Many employees look forward to them all year long. And others feel a sense of impending dread. Yes, tis the season for office holiday parties!
Make your office holiday party something to look forward to.
Don’t become fodder for the rumor mill at this year’s office holiday party. Have fun and stay out of trouble by avoiding these top 10 office holiday party mistakes:
1. Not showing up. That’s right, some people are just “too cool for school,” and avoid showing up at the holiday party. This makes you look arrogant, and believe it or not, can cause some resentment with your coworkers down the line. So even if your social calendar is completely booked, carve out a few minutes to make an appearance.
2. Getting a little tipsy. It’s happened to the best of us once or twice, but believe us when we say having too much to drink at the office holiday party is a bad idea! Nursing that beer or fancy holiday cocktail all night might not seem like much fun, but you’ll have peace of mind knowing that you won’t end up dancing like Elaine Benes from “Seinfeld” out on the dance floor!
3. Dressing suggestively. Sure, you look like a million bucks in that slinky new outfit. And we can’t blame you for wanting to show it off. But show it off somewhere else, please. If having too much to drink is the #1 way to become the subject of office gossip for six months, guess what’s #2? You want to show off your outfit, and you’re likely to become immortalized, but for all the wrong reasons.
4. Flirting. Maybe the mail guy looks a bit cuter after a holiday cocktail (or two), but hold back your emotions and refrain from flirting with your coworkers. Sure, a holiday party may seem like a fun event, but it’s still a work event. You have to face these people again…five days a week…for weeks, years, months! Don’t do something to make it hard to look people in the eye – just a general rule.
5. Bringing the family. Most offices allow you to bring a significant other to their holiday soirees, but don’t be the “Cousin Eddie” of your group and show up with the entire family. Free food is good and all, but you’ll stick out like a sore thumb, and once again will be grist for the office rumor mill.
6 Making one too many trips to the buffet. Yes, food will be there. And yes, it’s “free.” But hold back from devouring the appetizers and loading up on the desserts. You want to act dignified, after all (even though holiday cocktails taste better with those little pigs in a blanket).
7. Taking over the conversation. Think about last year’s holiday party. Do you remember who you talked to? What did you discuss? Now, the holiday cocktails may have an impact on your recollections here (if so, heed #2 this year!), but if you can’t recall who you spoke to, you may just be one of those people. You know, the people who completely take over the conversation, and inundate helpless victims with never-ending stories? Don’t be that person. Just…don’t.
8. Whining endlessly. “This booze is watered down.” “Why don’t they bring out more pigs in a blanket?” “Why is the dance floor so small?” You may think these things at your holiday party, but keep them to yourself.
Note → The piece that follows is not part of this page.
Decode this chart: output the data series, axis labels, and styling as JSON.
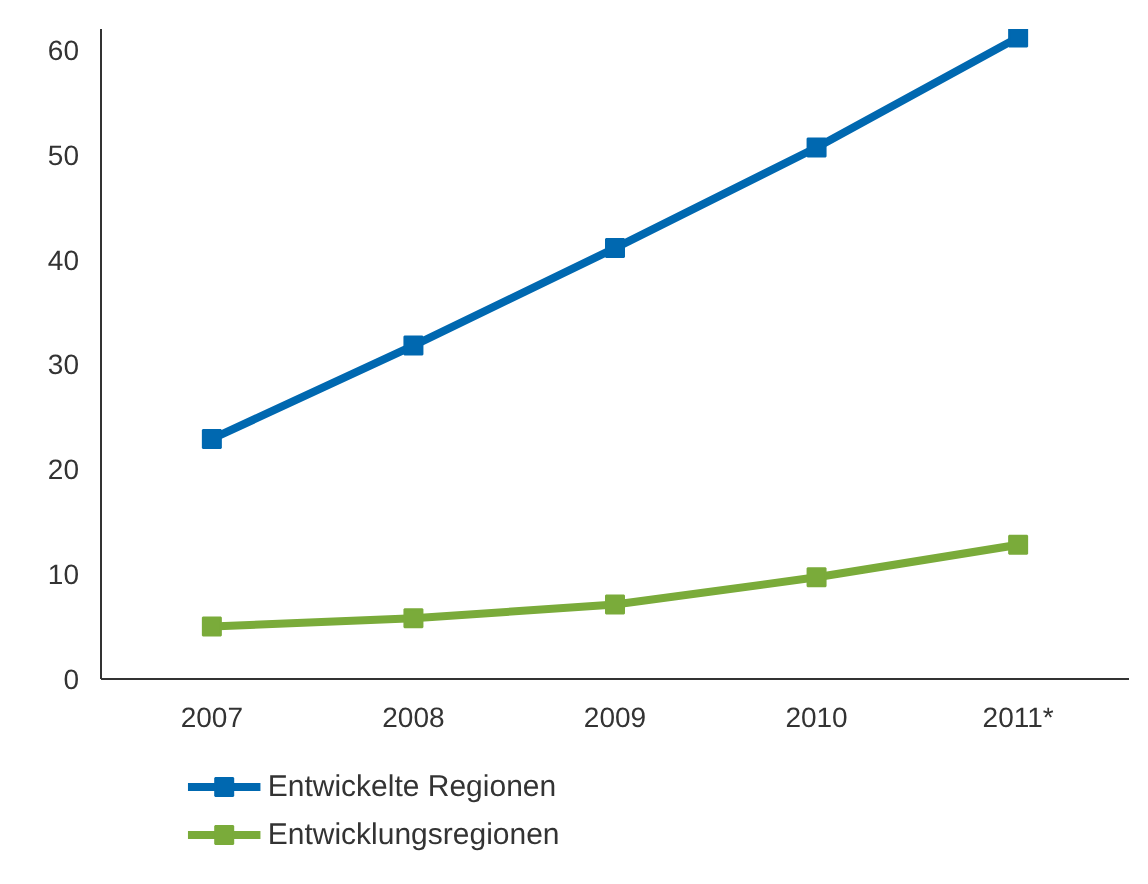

And if you’re tempted to complain about your bosses after a holiday cocktail or two, try to think reasonably – then keep your mouth shut. You’ll look ungrateful at best, and like a total jerk at the worst. Don’t let your lack of judgment lose you your job.
9. Talking about work. See how conversation can make or break a holiday party (that’s 3 out of 10 here!)? Here’s one final conversation tip – don’t talk about work. Sure, that unhappy client might be on your mind from earlier, but let it go and enjoy yourself (remembering tips #1 through 8!). Talking about the stresses at work can not only ruin the party for you, you can end up being the Debbie Downer of the entire office party!
10. Sticking around too long. Free food and booze – a potent combination for many. Add a dance floor to the mix, and who wouldn’t want to party the night away? Here’s the thing, if you are the last to leave (and sadly part ways with your final holiday cocktail), you could end up looking like: A) a boozehound, B) the saddest person in the office, or C) the cheapest person in the office. Do you really want to rack up all these distinctions?
Ready to tackle your office holiday party?
Feel free to print out this list as your cheat sheet for what not to do. And most of all, have a safe and happy office holiday party!